O poder local tem, outras vantagens, a premissa de promover o desenvolvimento descentralizado, segundo vários interlocutores ouvidos pela VOA em Bissau.

Para o docente Júlio Mário Siga, as autarquias vão poder “renovar a democracia local, através da criação de mecanismos que permitam e fomentem a participação dos cidadãos na tomada de decisão, permitindo que o poder local seja mais aberto à comunidade, incrementando a sua responsabilização e a sua capacidade de liderar a própria comunidade, algo que vários governos que passaram neste país têm negado aos cidadãos”.

O presidente do Movimento dos Jovens pelas Autarquias na Guiné-Bissau, Leopoldo Bernardo Té, defende a sensibilização da sociedade porque “queremos que as autarquias não venham com problemas, interferências, interesses dos poderes políticos”.

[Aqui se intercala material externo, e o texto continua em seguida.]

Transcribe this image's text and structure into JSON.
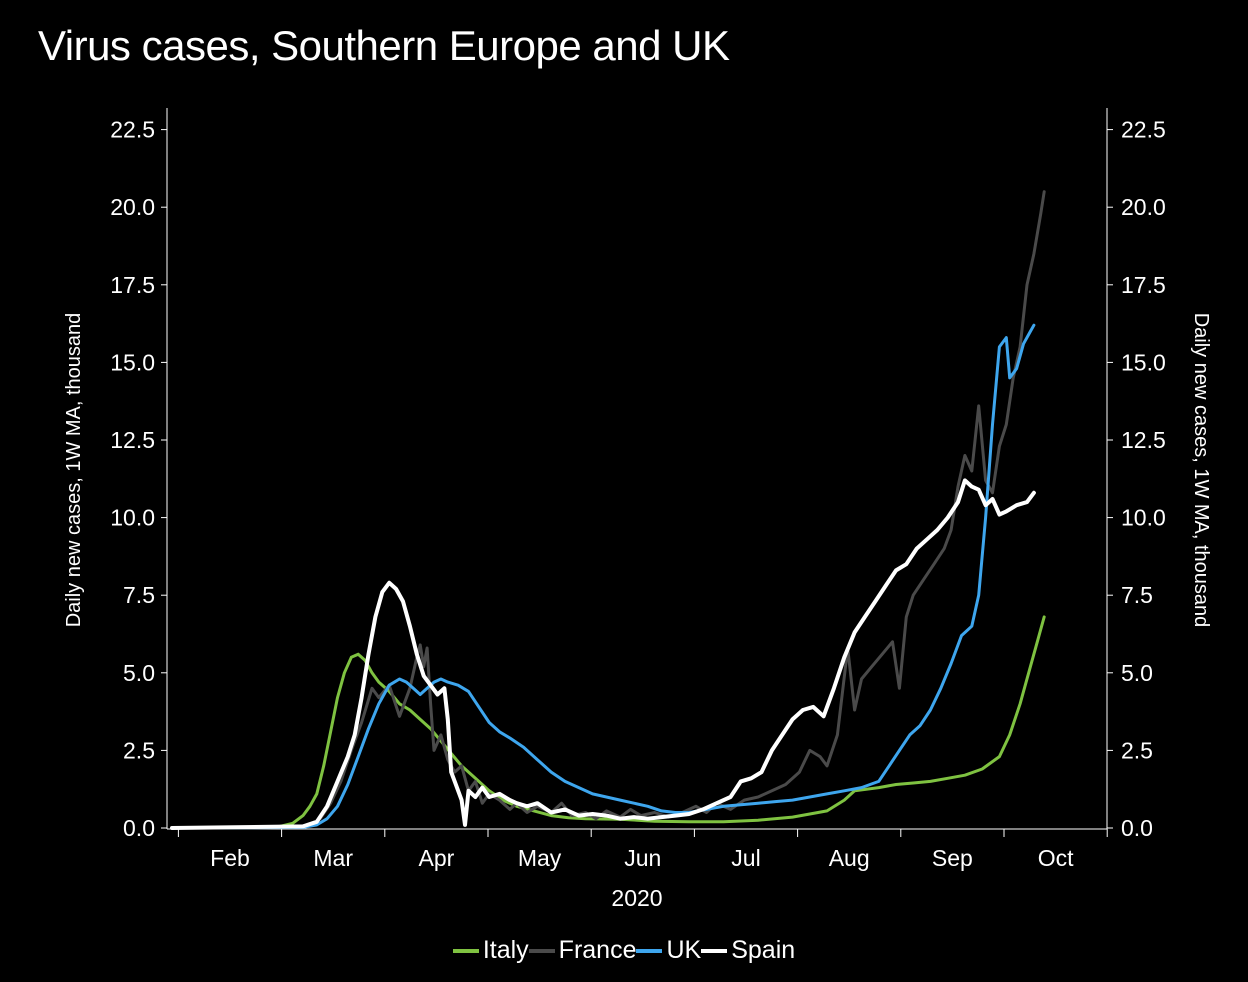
{
  "title": "Virus cases, Southern Europe and UK",
  "chart_data": {
    "type": "line",
    "title": "Virus cases, Southern Europe and UK",
    "xlabel": "2020",
    "ylabel_left": "Daily new cases, 1W MA, thousand",
    "ylabel_right": "Daily new cases, 1W MA, thousand",
    "x_ticks": [
      "Feb",
      "Mar",
      "Apr",
      "May",
      "Jun",
      "Jul",
      "Aug",
      "Sep",
      "Oct"
    ],
    "y_ticks": [
      "0.0",
      "2.5",
      "5.0",
      "7.5",
      "10.0",
      "12.5",
      "15.0",
      "17.5",
      "20.0",
      "22.5"
    ],
    "ylim": [
      0,
      22.5
    ],
    "x_unit": "days since 2020-01-20",
    "xlim": [
      0,
      257
    ],
    "legend_position": "bottom",
    "grid": false,
    "series": [
      {
        "name": "Italy",
        "color": "#7fc241",
        "points": [
          [
            0,
            0
          ],
          [
            30,
            0.02
          ],
          [
            35,
            0.15
          ],
          [
            38,
            0.4
          ],
          [
            40,
            0.7
          ],
          [
            42,
            1.1
          ],
          [
            44,
            2.0
          ],
          [
            46,
            3.1
          ],
          [
            48,
            4.2
          ],
          [
            50,
            5.0
          ],
          [
            52,
            5.5
          ],
          [
            54,
            5.6
          ],
          [
            56,
            5.4
          ],
          [
            58,
            5.0
          ],
          [
            60,
            4.7
          ],
          [
            63,
            4.4
          ],
          [
            66,
            4.0
          ],
          [
            69,
            3.8
          ],
          [
            72,
            3.5
          ],
          [
            75,
            3.2
          ],
          [
            78,
            2.8
          ],
          [
            81,
            2.4
          ],
          [
            84,
            2.0
          ],
          [
            88,
            1.6
          ],
          [
            92,
            1.2
          ],
          [
            96,
            0.9
          ],
          [
            100,
            0.7
          ],
          [
            105,
            0.55
          ],
          [
            110,
            0.4
          ],
          [
            115,
            0.33
          ],
          [
            120,
            0.3
          ],
          [
            130,
            0.28
          ],
          [
            140,
            0.22
          ],
          [
            150,
            0.2
          ],
          [
            160,
            0.2
          ],
          [
            170,
            0.25
          ],
          [
            180,
            0.35
          ],
          [
            185,
            0.45
          ],
          [
            190,
            0.55
          ],
          [
            195,
            0.9
          ],
          [
            198,
            1.2
          ],
          [
            205,
            1.3
          ],
          [
            210,
            1.4
          ],
          [
            215,
            1.45
          ],
          [
            220,
            1.5
          ],
          [
            225,
            1.6
          ],
          [
            230,
            1.7
          ],
          [
            235,
            1.9
          ],
          [
            240,
            2.3
          ],
          [
            243,
            3.0
          ],
          [
            246,
            4.0
          ],
          [
            249,
            5.2
          ],
          [
            251,
            6.0
          ],
          [
            253,
            6.8
          ]
        ]
      },
      {
        "name": "France",
        "color": "#4a4a4a",
        "points": [
          [
            0,
            0
          ],
          [
            35,
            0.02
          ],
          [
            40,
            0.1
          ],
          [
            43,
            0.3
          ],
          [
            46,
            0.8
          ],
          [
            49,
            1.5
          ],
          [
            52,
            2.5
          ],
          [
            55,
            3.4
          ],
          [
            58,
            4.5
          ],
          [
            60,
            4.2
          ],
          [
            63,
            4.6
          ],
          [
            66,
            3.6
          ],
          [
            69,
            4.5
          ],
          [
            71,
            5.5
          ],
          [
            72,
            5.9
          ],
          [
            73,
            5.2
          ],
          [
            74,
            5.8
          ],
          [
            75,
            4.0
          ],
          [
            76,
            2.5
          ],
          [
            78,
            3.0
          ],
          [
            80,
            2.2
          ],
          [
            82,
            1.8
          ],
          [
            84,
            2.0
          ],
          [
            86,
            1.2
          ],
          [
            88,
            1.5
          ],
          [
            90,
            0.8
          ],
          [
            92,
            1.1
          ],
          [
            95,
            0.9
          ],
          [
            98,
            0.6
          ],
          [
            100,
            0.8
          ],
          [
            103,
            0.5
          ],
          [
            106,
            0.7
          ],
          [
            110,
            0.5
          ],
          [
            113,
            0.8
          ],
          [
            116,
            0.4
          ],
          [
            120,
            0.5
          ],
          [
            123,
            0.3
          ],
          [
            126,
            0.55
          ],
          [
            130,
            0.35
          ],
          [
            133,
            0.6
          ],
          [
            136,
            0.4
          ],
          [
            140,
            0.5
          ],
          [
            144,
            0.35
          ],
          [
            148,
            0.5
          ],
          [
            152,
            0.7
          ],
          [
            155,
            0.5
          ],
          [
            158,
            0.8
          ],
          [
            162,
            0.6
          ],
          [
            166,
            0.9
          ],
          [
            170,
            1.0
          ],
          [
            174,
            1.2
          ],
          [
            178,
            1.4
          ],
          [
            182,
            1.8
          ],
          [
            185,
            2.5
          ],
          [
            188,
            2.3
          ],
          [
            190,
            2.0
          ],
          [
            193,
            3.0
          ],
          [
            196,
            5.8
          ],
          [
            198,
            3.8
          ],
          [
            200,
            4.8
          ],
          [
            203,
            5.2
          ],
          [
            206,
            5.6
          ],
          [
            209,
            6.0
          ],
          [
            211,
            4.5
          ],
          [
            213,
            6.8
          ],
          [
            215,
            7.5
          ],
          [
            218,
            8.0
          ],
          [
            221,
            8.5
          ],
          [
            224,
            9.0
          ],
          [
            226,
            9.6
          ],
          [
            228,
            11.0
          ],
          [
            230,
            12.0
          ],
          [
            232,
            11.5
          ],
          [
            234,
            13.6
          ],
          [
            236,
            11.2
          ],
          [
            238,
            10.8
          ],
          [
            240,
            12.3
          ],
          [
            242,
            13.0
          ],
          [
            244,
            14.5
          ],
          [
            246,
            15.5
          ],
          [
            248,
            17.5
          ],
          [
            250,
            18.5
          ],
          [
            252,
            19.8
          ],
          [
            253,
            20.5
          ]
        ]
      },
      {
        "name": "UK",
        "color": "#3ea6ee",
        "points": [
          [
            0,
            0
          ],
          [
            38,
            0.02
          ],
          [
            42,
            0.1
          ],
          [
            45,
            0.3
          ],
          [
            48,
            0.7
          ],
          [
            51,
            1.4
          ],
          [
            54,
            2.3
          ],
          [
            57,
            3.2
          ],
          [
            60,
            4.0
          ],
          [
            63,
            4.6
          ],
          [
            66,
            4.8
          ],
          [
            68,
            4.7
          ],
          [
            70,
            4.5
          ],
          [
            72,
            4.3
          ],
          [
            74,
            4.5
          ],
          [
            76,
            4.7
          ],
          [
            78,
            4.8
          ],
          [
            80,
            4.7
          ],
          [
            83,
            4.6
          ],
          [
            86,
            4.4
          ],
          [
            89,
            3.9
          ],
          [
            92,
            3.4
          ],
          [
            95,
            3.1
          ],
          [
            98,
            2.9
          ],
          [
            102,
            2.6
          ],
          [
            106,
            2.2
          ],
          [
            110,
            1.8
          ],
          [
            114,
            1.5
          ],
          [
            118,
            1.3
          ],
          [
            122,
            1.1
          ],
          [
            126,
            1.0
          ],
          [
            130,
            0.9
          ],
          [
            134,
            0.8
          ],
          [
            138,
            0.7
          ],
          [
            142,
            0.55
          ],
          [
            146,
            0.5
          ],
          [
            150,
            0.5
          ],
          [
            155,
            0.6
          ],
          [
            160,
            0.7
          ],
          [
            165,
            0.75
          ],
          [
            170,
            0.8
          ],
          [
            175,
            0.85
          ],
          [
            180,
            0.9
          ],
          [
            185,
            1.0
          ],
          [
            190,
            1.1
          ],
          [
            195,
            1.2
          ],
          [
            200,
            1.3
          ],
          [
            205,
            1.5
          ],
          [
            208,
            2.0
          ],
          [
            211,
            2.5
          ],
          [
            214,
            3.0
          ],
          [
            217,
            3.3
          ],
          [
            220,
            3.8
          ],
          [
            223,
            4.5
          ],
          [
            226,
            5.3
          ],
          [
            229,
            6.2
          ],
          [
            232,
            6.5
          ],
          [
            234,
            7.5
          ],
          [
            236,
            10.0
          ],
          [
            238,
            13.0
          ],
          [
            240,
            15.5
          ],
          [
            242,
            15.8
          ],
          [
            243,
            14.5
          ],
          [
            245,
            14.8
          ],
          [
            247,
            15.6
          ],
          [
            249,
            16.0
          ],
          [
            250,
            16.2
          ]
        ]
      },
      {
        "name": "Spain",
        "color": "#ffffff",
        "points": [
          [
            0,
            0
          ],
          [
            38,
            0.05
          ],
          [
            42,
            0.2
          ],
          [
            45,
            0.7
          ],
          [
            48,
            1.5
          ],
          [
            51,
            2.3
          ],
          [
            53,
            3.0
          ],
          [
            55,
            4.2
          ],
          [
            57,
            5.6
          ],
          [
            59,
            6.8
          ],
          [
            61,
            7.6
          ],
          [
            63,
            7.9
          ],
          [
            65,
            7.7
          ],
          [
            67,
            7.3
          ],
          [
            69,
            6.5
          ],
          [
            71,
            5.6
          ],
          [
            73,
            4.9
          ],
          [
            75,
            4.6
          ],
          [
            77,
            4.3
          ],
          [
            79,
            4.5
          ],
          [
            80,
            3.5
          ],
          [
            81,
            1.8
          ],
          [
            82,
            1.5
          ],
          [
            84,
            0.9
          ],
          [
            85,
            0.1
          ],
          [
            86,
            1.2
          ],
          [
            88,
            1.0
          ],
          [
            90,
            1.3
          ],
          [
            92,
            1.0
          ],
          [
            95,
            1.1
          ],
          [
            98,
            0.9
          ],
          [
            100,
            0.8
          ],
          [
            103,
            0.7
          ],
          [
            106,
            0.8
          ],
          [
            110,
            0.5
          ],
          [
            114,
            0.6
          ],
          [
            118,
            0.4
          ],
          [
            122,
            0.45
          ],
          [
            126,
            0.4
          ],
          [
            130,
            0.3
          ],
          [
            134,
            0.35
          ],
          [
            138,
            0.3
          ],
          [
            142,
            0.35
          ],
          [
            146,
            0.4
          ],
          [
            150,
            0.45
          ],
          [
            154,
            0.6
          ],
          [
            158,
            0.8
          ],
          [
            162,
            1.0
          ],
          [
            165,
            1.5
          ],
          [
            168,
            1.6
          ],
          [
            171,
            1.8
          ],
          [
            174,
            2.5
          ],
          [
            177,
            3.0
          ],
          [
            180,
            3.5
          ],
          [
            183,
            3.8
          ],
          [
            186,
            3.9
          ],
          [
            189,
            3.6
          ],
          [
            192,
            4.5
          ],
          [
            195,
            5.5
          ],
          [
            198,
            6.3
          ],
          [
            201,
            6.8
          ],
          [
            204,
            7.3
          ],
          [
            207,
            7.8
          ],
          [
            210,
            8.3
          ],
          [
            213,
            8.5
          ],
          [
            216,
            9.0
          ],
          [
            219,
            9.3
          ],
          [
            222,
            9.6
          ],
          [
            225,
            10.0
          ],
          [
            228,
            10.5
          ],
          [
            230,
            11.2
          ],
          [
            232,
            11.0
          ],
          [
            234,
            10.9
          ],
          [
            236,
            10.4
          ],
          [
            238,
            10.6
          ],
          [
            240,
            10.1
          ],
          [
            242,
            10.2
          ],
          [
            245,
            10.4
          ],
          [
            248,
            10.5
          ],
          [
            250,
            10.8
          ]
        ]
      }
    ]
  }
}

Por seu lado, o também docente Cadafi Dias defende ser urgente avançar para a descentralização do poder para que o povo possa viver mais de perto o desenvolvimento.

“Em Bissau é que fica tudo, desde principais hospitais, escolas, mercados e infraestruturas em geral, portanto se o poder for descentralizado o povo sentirá e viverá mais de perto o almejado desenvolvimento”, sustenta.

Caló Fernandes, outro académico, acrescenta que as autarquias vão proporcionar uma maior participação da população na tomada de decisões.

"A população pode ver proporcionada uma maior participação na tomada de decisões públicas, o maior desenvolvimento das regiões, a distribuição equitativa dos rendimentos, maior exercício de liberdade por parte das populações e ajuda também na aplicação mais eficientes de receitas e maior controlo dos gastos públicos”, diz Fernandes.

Desde a abertura democrática na Guiné-Bissau, em 1991, o país nunca realizou eleições autárquicas.